Let $D^b(X)$ is the derived category of coherent sheaves on the smooth projective variety X and an object $\mathcal{E} \in D^b(X)$ is spherical, i.e., (i) $\mathcal{E} \otimes \omega_X \simeq \mathcal{E}$, (ii) $\operatorname{Hom}(\mathcal{E}, \mathcal{E}[i]) = k$ (if $i=0$ or dim X), $\operatorname{Hom}(\mathcal{E}, \mathcal{E}[i]) = 0$ (otherwise).
Then I want to prove that the derived dual of $\mathcal{E}$ i.e., $\mathcal{R}\operatorname{Hom}(\mathcal{E}, \mathcal{O}_X)$, $\mathcal{E}[i]$ for any $i \in \mathbb{Z}$, and $\mathcal{E} \otimes_X L$ for any $L \in \operatorname{Pic}(X)$ are again spherical.
It may not be difficult at all, but I am asking for help because I am unfamiliar with these arguments. Can anyone provide proofs or hint assertions or literature?

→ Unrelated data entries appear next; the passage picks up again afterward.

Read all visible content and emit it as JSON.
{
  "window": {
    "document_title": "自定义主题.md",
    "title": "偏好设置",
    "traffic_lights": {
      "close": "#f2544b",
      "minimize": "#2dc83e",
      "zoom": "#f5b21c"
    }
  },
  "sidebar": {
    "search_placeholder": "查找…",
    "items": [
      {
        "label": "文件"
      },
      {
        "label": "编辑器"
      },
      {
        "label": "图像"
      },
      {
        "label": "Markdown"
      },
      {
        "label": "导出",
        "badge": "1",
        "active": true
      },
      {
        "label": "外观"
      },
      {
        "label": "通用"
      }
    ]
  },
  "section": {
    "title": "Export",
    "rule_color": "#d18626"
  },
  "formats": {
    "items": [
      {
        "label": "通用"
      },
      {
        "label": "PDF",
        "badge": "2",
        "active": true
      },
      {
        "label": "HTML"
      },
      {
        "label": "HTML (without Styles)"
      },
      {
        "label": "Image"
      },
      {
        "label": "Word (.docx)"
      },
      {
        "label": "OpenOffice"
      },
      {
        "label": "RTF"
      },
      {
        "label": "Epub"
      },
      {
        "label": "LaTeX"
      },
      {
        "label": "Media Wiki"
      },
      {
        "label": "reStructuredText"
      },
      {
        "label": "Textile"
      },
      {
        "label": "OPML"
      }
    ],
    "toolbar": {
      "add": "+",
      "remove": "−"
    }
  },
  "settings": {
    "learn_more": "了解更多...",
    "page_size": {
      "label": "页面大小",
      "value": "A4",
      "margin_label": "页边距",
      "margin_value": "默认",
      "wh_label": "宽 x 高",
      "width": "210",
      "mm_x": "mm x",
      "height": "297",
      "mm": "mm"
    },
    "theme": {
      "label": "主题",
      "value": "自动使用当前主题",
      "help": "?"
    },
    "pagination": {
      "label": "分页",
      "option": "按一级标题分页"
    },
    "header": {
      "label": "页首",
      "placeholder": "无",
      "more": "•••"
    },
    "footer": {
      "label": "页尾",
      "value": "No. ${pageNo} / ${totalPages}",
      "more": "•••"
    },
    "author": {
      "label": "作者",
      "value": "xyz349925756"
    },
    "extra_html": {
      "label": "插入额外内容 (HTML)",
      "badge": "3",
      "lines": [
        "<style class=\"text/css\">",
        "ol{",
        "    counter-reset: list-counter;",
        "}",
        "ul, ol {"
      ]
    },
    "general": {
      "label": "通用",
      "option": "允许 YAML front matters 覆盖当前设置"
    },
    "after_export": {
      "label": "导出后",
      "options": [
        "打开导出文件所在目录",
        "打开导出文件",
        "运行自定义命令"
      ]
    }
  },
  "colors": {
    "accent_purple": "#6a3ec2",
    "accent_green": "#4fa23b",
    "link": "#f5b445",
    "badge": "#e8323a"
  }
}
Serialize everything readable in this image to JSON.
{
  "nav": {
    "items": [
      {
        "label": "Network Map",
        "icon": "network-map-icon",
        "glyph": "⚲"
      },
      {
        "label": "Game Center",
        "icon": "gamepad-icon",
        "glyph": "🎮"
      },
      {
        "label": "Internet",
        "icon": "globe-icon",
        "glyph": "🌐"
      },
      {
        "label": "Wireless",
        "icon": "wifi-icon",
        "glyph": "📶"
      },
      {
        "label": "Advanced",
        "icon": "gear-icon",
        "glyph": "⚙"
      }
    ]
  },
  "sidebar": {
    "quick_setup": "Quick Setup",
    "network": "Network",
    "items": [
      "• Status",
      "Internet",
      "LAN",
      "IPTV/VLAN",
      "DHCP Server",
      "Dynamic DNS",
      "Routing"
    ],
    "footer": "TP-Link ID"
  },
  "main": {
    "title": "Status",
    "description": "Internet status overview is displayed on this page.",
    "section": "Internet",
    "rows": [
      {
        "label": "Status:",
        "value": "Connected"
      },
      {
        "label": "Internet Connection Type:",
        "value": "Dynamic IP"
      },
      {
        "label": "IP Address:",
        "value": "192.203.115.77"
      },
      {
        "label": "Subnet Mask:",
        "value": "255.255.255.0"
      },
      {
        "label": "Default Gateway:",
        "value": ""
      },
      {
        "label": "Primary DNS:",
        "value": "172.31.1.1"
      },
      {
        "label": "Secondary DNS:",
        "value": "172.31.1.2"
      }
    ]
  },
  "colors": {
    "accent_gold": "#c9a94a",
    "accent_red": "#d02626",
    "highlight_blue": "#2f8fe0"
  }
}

Let $\mathscr C$ be any object in the derived category. Consider: $$\operatorname{RHom}(\mathscr C,\operatorname{RHom}(\mathscr E,\mathscr O_X)\otimes \omega_X) = \operatorname{RHom}(\mathscr C \otimes \omega_X^\vee,\operatorname{RHom}(\mathscr E,\mathscr O_X))$$ $$ = \operatorname{RHom}(\mathscr C\otimes\mathscr E\otimes \omega_X^\vee,\mathscr O_X) = \operatorname{RHom}(\mathscr C\otimes\mathscr E,\mathscr O_X) = \operatorname{RHom}(\mathscr C,\operatorname{RHom}(\mathscr E,\mathscr O_X))$$
Since this is true for all $\mathscr C$ in a functorial way, we get $(i)$ by Yoneda. We have repeatedly used the (derived) tensor-hom adjuntion, $\mathscr E\otimes \omega^\vee \cong \mathscr E$ and that: $$\operatorname{RHom}(\mathscr C,\mathscr D) = \operatorname{RHom}(\mathscr C\otimes \mathscr L,\mathscr D\otimes \mathscr L)$$ for any line bundle $\mathscr L$ (since tensoring with a line bundle is an autoequivalence).